NHMDenmark / Mass-Digitizer

Common repo for the DaSSCo team
Apache License 2.0
1 stars 0 forks source link

Import numbers for Pinned insects were off compared to imported directory count #458

Closed jlegind closed 10 months ago

jlegind commented 10 months ago

What is the issue ?

The count line numbers command that was run on the 3.Imported specify directory yielded a greater number than the count made in Specify UI "queries".

Detailed description of the issue.

We want the number of records in the 3.Imported specify directory to match the number we see when querying Specify. The number of Specify pinned insects with project name 'DaSSCo' is slightly lower than the count from the 3. Imported directory.

Estimate level of effort required.

difficult (and it turned out to be that)

What is the expected acceptable result.

That the count on the directory and the Specify DB track each other.

It might also be an idea to put some pseudocode if relevant.

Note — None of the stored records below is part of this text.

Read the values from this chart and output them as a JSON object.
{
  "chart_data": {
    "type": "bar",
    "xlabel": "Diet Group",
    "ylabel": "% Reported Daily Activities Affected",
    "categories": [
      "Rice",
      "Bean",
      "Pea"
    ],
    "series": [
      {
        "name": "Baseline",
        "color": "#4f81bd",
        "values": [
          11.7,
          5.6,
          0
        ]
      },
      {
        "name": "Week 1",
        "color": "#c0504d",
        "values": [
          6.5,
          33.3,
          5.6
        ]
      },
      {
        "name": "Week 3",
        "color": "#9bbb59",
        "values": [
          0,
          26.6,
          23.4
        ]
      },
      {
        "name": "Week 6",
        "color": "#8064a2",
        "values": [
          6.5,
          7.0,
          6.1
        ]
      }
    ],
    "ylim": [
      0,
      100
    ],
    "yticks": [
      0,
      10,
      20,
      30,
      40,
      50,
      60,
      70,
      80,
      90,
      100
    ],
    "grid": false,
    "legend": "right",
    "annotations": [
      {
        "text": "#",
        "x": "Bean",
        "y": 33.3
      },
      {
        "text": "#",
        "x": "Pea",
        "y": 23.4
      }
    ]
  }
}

Powershell code below produces a count for each dataset in the directory of type .tsv


 Get-ChildItem  *.tsv |
     Select-Object -Property @(
         'FullName'
          @{ Name = "LineCount"; Expression = {
              (Get-Content -Path $_.FullName | Select-Object -Skip 8 | Measure-Object).Count
          }}
     ) |
     Export-Csv output.csv -NoTypeInformation
jlegind commented 10 months ago

The numbers for Pinned insects are correct now. The issue turned out to be a single pinned insects file that was not imported into Specify. It is characteristic in that the suffix is '.csv' and not '.tsv'.